Tiempo después, y gracias a sus ahorros, puso una garantía para prestarse un auto y usarlo como taxi. Cualquiera se atrevería a decir que sería una gran decepción para un licenciado, pero a Eleuterio le encantaba ese oficio debido a que los pasajeros se referían a él como “maestro”. Por otra parte, los tramos largos le gustaban mucho porque podía explayarse con sus discursos; además, comenzó a ofrecer carreras gratuitas a las personas con las que las discusiones resultaban más interesantes.
—Una vez intenté explicarle a una señora la máxima de Nietzsche, esa que dice que Dios ha muerto, pero bien católica había sido siempre, y me decía que sí, que había muerto en la cruz, que todos sabían eso. Como media hora hemos discutido, la señora me mostraba su cadenita con un crucifijo y nunca pude hacerle entender al filósofo alemán. Al final no le cobré, en cierta forma ambos teníamos razón— contaba con una sonrisa.
Pese a que ser taxista no era el sueño de su vida, Eleuterio se confortaba en que ninguno de sus compañeros de la Facultad de Filosofía ejercía como filósofo. De hecho, muy pocos terminaron la carrera, y dejaban dormir sus tesis de grado mientras se dedicaban a cualquier otra cosa que les diese dinero para vivir.

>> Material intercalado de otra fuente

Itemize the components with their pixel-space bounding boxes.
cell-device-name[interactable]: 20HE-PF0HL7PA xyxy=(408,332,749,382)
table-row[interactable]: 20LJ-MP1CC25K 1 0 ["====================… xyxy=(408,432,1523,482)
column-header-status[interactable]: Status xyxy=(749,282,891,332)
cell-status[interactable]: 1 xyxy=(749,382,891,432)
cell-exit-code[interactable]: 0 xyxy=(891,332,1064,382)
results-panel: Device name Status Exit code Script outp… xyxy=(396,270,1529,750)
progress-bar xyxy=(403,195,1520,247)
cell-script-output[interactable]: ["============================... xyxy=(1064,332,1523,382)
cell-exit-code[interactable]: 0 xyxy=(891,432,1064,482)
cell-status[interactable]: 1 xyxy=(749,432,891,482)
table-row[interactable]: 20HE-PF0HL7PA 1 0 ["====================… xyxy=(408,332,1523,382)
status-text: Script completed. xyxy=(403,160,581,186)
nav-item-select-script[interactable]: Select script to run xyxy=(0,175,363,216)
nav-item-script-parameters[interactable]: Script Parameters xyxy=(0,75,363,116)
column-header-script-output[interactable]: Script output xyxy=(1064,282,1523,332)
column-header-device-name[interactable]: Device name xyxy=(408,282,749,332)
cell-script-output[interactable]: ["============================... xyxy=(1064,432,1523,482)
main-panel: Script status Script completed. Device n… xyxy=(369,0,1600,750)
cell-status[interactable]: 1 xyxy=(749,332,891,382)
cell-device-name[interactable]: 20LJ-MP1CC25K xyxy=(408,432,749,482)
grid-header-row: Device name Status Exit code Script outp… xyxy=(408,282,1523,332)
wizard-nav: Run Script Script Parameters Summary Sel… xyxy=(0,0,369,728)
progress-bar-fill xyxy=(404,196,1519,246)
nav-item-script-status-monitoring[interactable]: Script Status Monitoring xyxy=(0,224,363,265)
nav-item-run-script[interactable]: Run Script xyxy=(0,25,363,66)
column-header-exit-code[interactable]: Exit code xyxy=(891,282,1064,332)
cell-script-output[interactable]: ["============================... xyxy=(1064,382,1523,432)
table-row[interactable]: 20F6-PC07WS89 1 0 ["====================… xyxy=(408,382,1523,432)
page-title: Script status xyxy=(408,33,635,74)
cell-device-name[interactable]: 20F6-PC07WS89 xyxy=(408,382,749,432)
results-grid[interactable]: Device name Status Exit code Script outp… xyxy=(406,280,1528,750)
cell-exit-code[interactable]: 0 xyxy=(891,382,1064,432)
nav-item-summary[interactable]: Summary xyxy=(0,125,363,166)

Pasaron algunos años y todo parecía indicar que su destino iba a ser el de taxista. La ciudad continuó creciendo a pasos agigantados y comenzó a tener más y más competencia. Ya no era el único taxista de su barrio, ya eran cinco con el oficio y parecía que dentro de poco esa cifra se duplicaría.
Como Eleuterio era muy abierto y hábil con las palabras, pensó que lo mejor era convocar a todos y formar un sindicato, por lo menos para establecer reglas comunes en el negocio, como tarifas, tramos, zonas y horarios de trabajo. Después de sus primeros acercamientos con los otros conductores, no tardó en darse cuenta de que la mayoría de ellos eran nóveles licenciados en otras carreras. Una era la primera abogada alteña, otro era el primer veterinario e incluso había un odontólogo.
—Nos dimos cuenta de que la universidad era un importante centro de estudios para ser tachero— decía matándose de risa.
El sindicato nació sin nombre ni ceremonias, lo único importante era que todos se contactaban y controlaban. Obviamente, el primer presidente era Eleuterio; sin embargo, la abogada, una tal María Quispe, de la zona de El Kenko, no tardaría en serrucharle el piso y quedarse con el cargo.
—Ella es pues más pilas, ha hecho charles con la alcaldía y ahora le tienen que pagar cuota si quieren tachear en la ciudad. A mí no me llega nada, pero al menos tengo el orgullo de haber fundado algo como los maestros griegos— decía con algo de tristeza en la garganta.
Creo que por escuchar su historia he dado vueltas y vueltas en esta laberíntica ciudad en la que cada esquina es igual a la anterior.
—Esta vez déjeme en la entrada a Río Seco— le pido y creo que no me escucha, porque gira al otro lado.
No sé dónde estaremos yendo, pero mucho no importa, igual siempre acabamos en la pensión hablando de pavadas y no tengo apuro en llegar a casa. Al Eleuterio poco o nada le entiendo, pero me fascina escucharle. Hace un momento adelantó que hablará sobre el machismo en la obra de Hannah Arendt. No puedo esperar.